Medical Field Careers
The baby boomers are aging, which means their collective health care needs are on the rise. In fact, the number of health care jobs is expected to grow by 22% from 2008 to 2018, creating 3.2 million new jobs. Furthermore, due to the broad nature of the medical field, you should have no problems changing career paths. Here are a few of the hot medical careers:
- Registered Nurse As a registered nurse, you can focus on a range of specialties: pediatrics, intensive care or emergency services, to name a few. And while traditional nursing is viewed as hospital work, registered nurses also work in physicians’ offices, outpatient clinics, patients’ homes and even from their own home doing telephonic nursing. To become a registered nurse requires a four-year degree in nursing and a passing score on a licensing test. Registered nurses have a starting salary of $53,000.
- Physician Assistant More and more, people are becoming physician assistants instead of actual physicians, which is appropriate since the number of physician assistant jobs is expected to grow by 39% in the next 10 years. Physician assistants practice medicine under the direction of a physician and can do many of the same tasks as physicians. While physician assistants make less money than physicians — about $89,000 a year with a starting salary of $77,000 — they typically work fewer and better hours, and only need two years of graduate school in a physician assistant program.
- Nurse Anesthetist A nurse anesthetist, also known as a certified registered nurse anesthetist (CRNA), assists the anesthesiologist during surgeries and can earn more than primary care physicians — approximately $189,000 per year. The training to become a nurse anesthetist includes becoming a registered nurse and working in an intensive care unit or equivalent for a minimum of a year before going on to a graduate program: either CRNA training or physician assistant training specializing in anesthesiology. Both of these graduate programs require about two years to complete.
If you are interested in the medical field, but the thought of blood is more than you can stand, you are still in luck. It takes a lot more than medical professionals to run the health care industry, and jobs in areas such as health care administration, health information technology and management engineering are also on the rise. Salaries for these positions range from $30,000 to nearly $100,000 annually.
In the financial sector, accounting majors are quickly finding accounting jobs, which are expected to grow by 18% from 2008 to 2018. To find even more success as an accounting major, work towards earning your certified public accountant (CPA) license. Becoming a CPA is a difficult task to undertake and includes getting your bachelor’s degree, working in the industry for a number of hours designated by your state of residence, and passing a series of rigorous tests.
CPAs earn an average of $74,000 a year, and the average entry-level accounting position earns $44,700 a year.

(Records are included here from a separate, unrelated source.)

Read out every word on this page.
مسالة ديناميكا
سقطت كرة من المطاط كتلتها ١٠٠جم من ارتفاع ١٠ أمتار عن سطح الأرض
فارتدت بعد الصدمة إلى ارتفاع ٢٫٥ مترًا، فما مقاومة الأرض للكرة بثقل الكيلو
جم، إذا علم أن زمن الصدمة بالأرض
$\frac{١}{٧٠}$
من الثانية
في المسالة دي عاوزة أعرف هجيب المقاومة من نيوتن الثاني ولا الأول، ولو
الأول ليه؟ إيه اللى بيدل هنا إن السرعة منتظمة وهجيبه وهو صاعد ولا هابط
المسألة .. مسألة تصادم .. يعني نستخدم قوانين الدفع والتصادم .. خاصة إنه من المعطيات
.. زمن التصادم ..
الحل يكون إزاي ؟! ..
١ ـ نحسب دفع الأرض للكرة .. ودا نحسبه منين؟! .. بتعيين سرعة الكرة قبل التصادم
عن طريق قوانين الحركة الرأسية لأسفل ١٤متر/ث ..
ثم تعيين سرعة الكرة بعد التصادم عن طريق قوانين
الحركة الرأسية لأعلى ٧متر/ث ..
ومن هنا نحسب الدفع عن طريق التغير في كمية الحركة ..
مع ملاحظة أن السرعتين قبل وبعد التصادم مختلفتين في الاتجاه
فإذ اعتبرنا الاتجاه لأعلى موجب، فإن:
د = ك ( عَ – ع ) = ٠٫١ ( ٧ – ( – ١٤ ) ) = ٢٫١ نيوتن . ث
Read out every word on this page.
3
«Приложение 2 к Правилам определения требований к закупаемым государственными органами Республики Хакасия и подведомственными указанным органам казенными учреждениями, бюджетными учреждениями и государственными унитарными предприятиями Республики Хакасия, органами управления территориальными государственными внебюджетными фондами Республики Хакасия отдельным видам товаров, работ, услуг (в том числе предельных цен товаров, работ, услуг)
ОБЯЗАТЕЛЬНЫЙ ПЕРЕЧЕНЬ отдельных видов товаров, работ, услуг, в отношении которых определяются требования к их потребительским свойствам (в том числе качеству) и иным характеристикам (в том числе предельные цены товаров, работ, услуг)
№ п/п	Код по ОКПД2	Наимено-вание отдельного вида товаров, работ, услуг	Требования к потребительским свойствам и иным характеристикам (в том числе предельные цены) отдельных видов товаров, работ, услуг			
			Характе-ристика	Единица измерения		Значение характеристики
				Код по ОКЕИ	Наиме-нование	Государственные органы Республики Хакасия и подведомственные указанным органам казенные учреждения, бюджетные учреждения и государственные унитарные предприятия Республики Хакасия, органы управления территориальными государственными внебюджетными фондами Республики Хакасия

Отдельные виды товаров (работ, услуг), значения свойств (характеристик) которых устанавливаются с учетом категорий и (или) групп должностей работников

Other growing, in-demand financial sector jobs include financial advisors, industrial engineers, actuaries and budget and financial analysts.
A college student most likely can’t go wrong by earning a degree in computer science, as the rate of technology is expected to continue to grow exponentially over the coming decades. Leading the pack for in-demand IT jobs are software developers, with a projected growth rate of 30% from 2008 to 2018 and an average yearly wage of $90,000, with a starting salary of $55,000. In fact, all computer-related jobs are expected to grow by 20% during that time frame.
Other potential careers for computer science majors include network systems and data communications analysts and database administrators, both with projected growth rates of 28%. For greater career security, find a job within the health care industry. A graduate degree is not always necessary.
When choosing a college major, pick one that appears likely to lead to a future that will last — and then find your niche in that field. Taking time to think about this now will be to your benefit when you graduate with a job and a salary to pay back student loans. Consider what you enjoy, but focus your decision on the reality of the major you choose and its ability to sustain you financially and fulfill you professionally.